Die wirtschaftlichen Vorteile sind erheblich. Während die Installationskosten im Laufe der Jahrzehnte gestiegen sind, ermöglichen staatliche Zuschüsse und EU-Förderungen den Haushalten in der Regel, ihre Investition innerhalb eines Jahres zurückzugewinnen. Nach dieser Amortisationszeit genießen die Haushalte im Wesentlichen kostenloses Warmwasser für die Lebensdauer des Systems, die bei minimaler Wartung 20 Jahre überschreiten kann. Ein typischer 200-Liter-Tank, der durch einige Stunden Mittagssonne erhitzt wird, liefert genug Warmwasser für 48 Stunden. An seltenen bewölkten Tagen können elektrische Backup-Systeme das Wasser erhitzen, doch dies macht nur einen winzigen Bruchteil des üblichen Energieverbrauchs aus. Auch der Tourismussektor Zyperns hat die Technologie angenommen – nahezu 100 Prozent der Hotels nutzen solarthermische Systeme, um Betriebskosten zu senken.

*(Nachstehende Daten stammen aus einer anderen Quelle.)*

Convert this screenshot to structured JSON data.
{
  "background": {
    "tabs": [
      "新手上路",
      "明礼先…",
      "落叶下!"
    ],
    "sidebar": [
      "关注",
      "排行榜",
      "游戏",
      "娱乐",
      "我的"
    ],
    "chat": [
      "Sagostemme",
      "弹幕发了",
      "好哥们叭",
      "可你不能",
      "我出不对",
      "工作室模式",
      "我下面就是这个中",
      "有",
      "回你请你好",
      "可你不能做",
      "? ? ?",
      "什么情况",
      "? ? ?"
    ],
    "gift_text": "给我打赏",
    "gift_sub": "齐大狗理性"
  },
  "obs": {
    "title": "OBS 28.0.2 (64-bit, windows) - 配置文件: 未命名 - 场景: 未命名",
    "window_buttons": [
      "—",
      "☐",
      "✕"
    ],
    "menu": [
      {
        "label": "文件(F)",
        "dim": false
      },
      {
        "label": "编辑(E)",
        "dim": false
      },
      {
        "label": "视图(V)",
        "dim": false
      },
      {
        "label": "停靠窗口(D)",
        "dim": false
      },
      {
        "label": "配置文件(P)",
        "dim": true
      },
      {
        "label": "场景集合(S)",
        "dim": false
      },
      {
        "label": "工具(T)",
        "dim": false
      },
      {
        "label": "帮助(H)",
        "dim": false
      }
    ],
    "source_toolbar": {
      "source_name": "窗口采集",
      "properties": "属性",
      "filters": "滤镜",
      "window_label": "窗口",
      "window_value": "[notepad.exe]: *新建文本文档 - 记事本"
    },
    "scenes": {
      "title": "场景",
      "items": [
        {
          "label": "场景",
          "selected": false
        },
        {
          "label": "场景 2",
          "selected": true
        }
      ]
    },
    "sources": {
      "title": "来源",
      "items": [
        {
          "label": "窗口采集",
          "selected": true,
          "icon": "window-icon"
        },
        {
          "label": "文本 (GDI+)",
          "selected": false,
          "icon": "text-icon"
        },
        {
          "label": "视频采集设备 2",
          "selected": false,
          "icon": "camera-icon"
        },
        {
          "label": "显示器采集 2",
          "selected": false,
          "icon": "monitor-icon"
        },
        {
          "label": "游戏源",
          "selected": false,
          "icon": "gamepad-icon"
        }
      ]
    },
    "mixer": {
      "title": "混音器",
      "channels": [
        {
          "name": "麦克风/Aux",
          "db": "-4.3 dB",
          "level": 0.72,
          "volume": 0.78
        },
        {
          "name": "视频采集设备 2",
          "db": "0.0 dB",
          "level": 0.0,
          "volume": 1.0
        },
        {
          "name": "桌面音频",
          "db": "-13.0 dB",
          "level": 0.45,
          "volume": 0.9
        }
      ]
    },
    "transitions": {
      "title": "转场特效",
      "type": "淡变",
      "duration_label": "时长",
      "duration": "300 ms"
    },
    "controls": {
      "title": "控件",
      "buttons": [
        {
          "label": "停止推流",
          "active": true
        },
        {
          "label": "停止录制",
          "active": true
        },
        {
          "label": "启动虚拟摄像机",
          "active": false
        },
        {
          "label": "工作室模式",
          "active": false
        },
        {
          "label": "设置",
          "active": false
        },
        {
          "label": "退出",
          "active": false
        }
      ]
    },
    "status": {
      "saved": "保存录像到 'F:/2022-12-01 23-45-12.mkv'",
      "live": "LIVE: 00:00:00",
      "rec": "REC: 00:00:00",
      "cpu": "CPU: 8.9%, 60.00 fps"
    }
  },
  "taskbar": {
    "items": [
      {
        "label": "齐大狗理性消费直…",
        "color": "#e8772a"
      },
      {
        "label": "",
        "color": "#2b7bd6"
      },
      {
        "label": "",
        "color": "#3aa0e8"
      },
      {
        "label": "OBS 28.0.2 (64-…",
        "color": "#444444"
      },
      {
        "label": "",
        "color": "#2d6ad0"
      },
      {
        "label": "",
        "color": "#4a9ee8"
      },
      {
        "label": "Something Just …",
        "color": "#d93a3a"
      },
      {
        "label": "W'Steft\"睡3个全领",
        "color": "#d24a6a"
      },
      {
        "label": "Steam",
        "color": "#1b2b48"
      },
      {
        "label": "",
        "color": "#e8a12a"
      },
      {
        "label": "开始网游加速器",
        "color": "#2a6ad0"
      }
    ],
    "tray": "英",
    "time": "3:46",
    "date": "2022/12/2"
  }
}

Der Photovoltaik-Boom seit 2015

Während solarthermische Systeme jahrzehntelang die Landschaft der erneuerbaren Energien auf Zypern dominierten, blieben Photovoltaikinstallationen bis vor Kurzem minimal. Der Wendepunkt kam nach 2015, als dramatisch fallende Panelkosten, neue EU-Ziele für erneuerbare Energien und umstrukturierte nationale Förderprogramme die Einführung beschleunigten. Von 2015 bis 2024 wuchs die installierte Photovoltaikleistung Zyperns mit einer durchschnittlichen jährlichen Rate von über 25 Prozent. Allein 2024 fügte Zypern 159 Megawatt neue Solarkapazität hinzu und erreichte bis Jahresende insgesamt 797 Megawatt.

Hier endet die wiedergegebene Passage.